When migrants cross, they generally go one of two ways: those in civilian clothes go west, looking for officers to shuttle them to processing centers to request asylum, and those in dark colors carrying backpacks head North. They choose grueling terrain through mesquite trees and shrubs and avoid highways and roads to prevent being caught. 

Many ranchers keep rifles at their front doors, and pistols in their vehicles for self defense. In the past, immigrants have been an asset to the U.S. and a very important part of our country historically. We can welcome them in legally. Border Patrol agents are happy to be back in the field, though they feel they have a lot of territory to take back from the cartel.  

Mexican cartels have also smuggled drugs into the United States for years inside cattle. They are known to be very creative thinkers, and anything is possible.

In the southeast corner of Arizona Ed Ashurst lives on a large ranch 35 miles east of Douglas, a place he’s called home for 30 years. His house sits 20 miles north of the border and seven miles from the New Mexico border. He manages the ranch, taking care of 1,000 cows. Ashurst believes border patrol, under Biden, basically collapsed into non existence.

While he knows he’s painfully over-opinionated, Ashurst said during President Trump’s first term he didn’t feel like they needed the wall.

“The wall was very controversial among cattle ranchers, some wanted the wall, some did not,” he said. “What most people don’t know, is that the border patrol is not, and never has been, on the border itself. The border patrol is 10-15 miles north of the border, a planned strategy mainly designed by a guy named David Aguilar who was head of border patrol under Bill Clinton around 30 years ago. Since Trump took office, the illegal traffic coming across has dropped 90-95% almost overnight. Traffic is a fraction of what it was and the lowest it’s been in probably 60-70 years.”

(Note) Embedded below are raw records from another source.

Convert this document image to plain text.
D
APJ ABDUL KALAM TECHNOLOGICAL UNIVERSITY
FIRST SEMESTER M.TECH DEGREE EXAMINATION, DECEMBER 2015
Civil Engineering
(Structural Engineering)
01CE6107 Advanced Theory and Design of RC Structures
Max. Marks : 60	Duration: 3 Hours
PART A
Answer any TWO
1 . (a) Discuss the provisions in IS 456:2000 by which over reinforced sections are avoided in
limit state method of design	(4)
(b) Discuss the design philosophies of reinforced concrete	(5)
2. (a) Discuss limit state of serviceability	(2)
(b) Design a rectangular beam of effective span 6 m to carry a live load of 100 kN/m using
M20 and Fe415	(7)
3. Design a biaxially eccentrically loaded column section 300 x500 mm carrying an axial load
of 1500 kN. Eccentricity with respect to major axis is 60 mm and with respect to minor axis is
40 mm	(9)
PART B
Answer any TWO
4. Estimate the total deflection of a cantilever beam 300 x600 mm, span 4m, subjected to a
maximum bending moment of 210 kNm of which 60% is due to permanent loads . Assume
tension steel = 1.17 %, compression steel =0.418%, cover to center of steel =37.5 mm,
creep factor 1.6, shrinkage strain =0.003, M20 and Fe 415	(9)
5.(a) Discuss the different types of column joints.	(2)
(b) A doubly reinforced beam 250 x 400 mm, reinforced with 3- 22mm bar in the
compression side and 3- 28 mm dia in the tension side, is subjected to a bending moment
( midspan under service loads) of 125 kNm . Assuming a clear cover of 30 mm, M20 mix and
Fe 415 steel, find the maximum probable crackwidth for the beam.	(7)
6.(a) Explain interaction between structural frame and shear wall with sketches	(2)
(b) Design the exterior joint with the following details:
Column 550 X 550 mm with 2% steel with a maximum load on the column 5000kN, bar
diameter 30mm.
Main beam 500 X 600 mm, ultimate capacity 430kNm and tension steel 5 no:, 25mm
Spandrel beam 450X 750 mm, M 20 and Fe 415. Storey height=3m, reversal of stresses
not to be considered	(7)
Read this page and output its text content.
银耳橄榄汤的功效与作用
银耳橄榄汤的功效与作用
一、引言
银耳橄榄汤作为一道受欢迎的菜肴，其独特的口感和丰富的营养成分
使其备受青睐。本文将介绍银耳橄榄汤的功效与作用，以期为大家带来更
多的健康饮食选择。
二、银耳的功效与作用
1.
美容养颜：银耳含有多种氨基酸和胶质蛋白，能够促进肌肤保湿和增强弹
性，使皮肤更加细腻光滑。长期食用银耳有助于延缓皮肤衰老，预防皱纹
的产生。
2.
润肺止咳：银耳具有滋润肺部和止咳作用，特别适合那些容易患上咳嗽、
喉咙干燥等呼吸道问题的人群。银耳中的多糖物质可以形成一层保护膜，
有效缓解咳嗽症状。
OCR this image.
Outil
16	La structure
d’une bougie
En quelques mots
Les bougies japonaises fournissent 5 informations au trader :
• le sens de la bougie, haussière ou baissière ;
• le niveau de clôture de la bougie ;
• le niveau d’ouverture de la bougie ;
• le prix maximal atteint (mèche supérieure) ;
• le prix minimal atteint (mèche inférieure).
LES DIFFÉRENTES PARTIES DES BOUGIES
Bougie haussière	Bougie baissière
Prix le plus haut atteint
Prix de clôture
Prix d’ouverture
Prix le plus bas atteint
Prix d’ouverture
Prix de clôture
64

It has nothing to do with the border patrol, Ashurst claims. “Under Biden, manpower dropped. President Trump is prosecuting illegals, sending them back, and cutting off any government benefits, and for that reason, a lot of them are leaving the U.S. and going back to Mexico on their own. Trump’s policies are in place and he is upholding the law, arresting and deporting aliens. Not as many are coming now, other than the cartel. They see a very bleak future here under Trump.” 

While Ashurst is a Trump supporter, he said “the concept of building a wall from the Gulf of Mexico to the Pacific Ocean is ludicrous. But the wall in places is probably a good thing, it has slowed the flow of traffic.” He’s certain there needs to be law enforcement at the wall, because people will still try to get through, or climb over. 

Ashurst’s good friend, John Ladd, has a cattle ranch in California with ten miles of international boundary. On the southeast corner of the ranch sits a little border town called Naco. There is a huge new border patrol station right there. Ladd and Ashurst both credit President Trump for reducing the flow of migrants crossing Ladd’s property. Ladd has part of the first wall ever built on his land: “the best wall” Ashurst said, “and never, under any administration has traffic ever slowed down across his property until January.” Hundreds of migrants crossed Ladd’s property every day. Eighteen dead bodies were found through the years on his 16,400 acre spread, and in 2002 he came home to a migrant sitting in his living room.

“The illegals are now terrified and they know Trump means business and is making good on his promises,” Ladd said.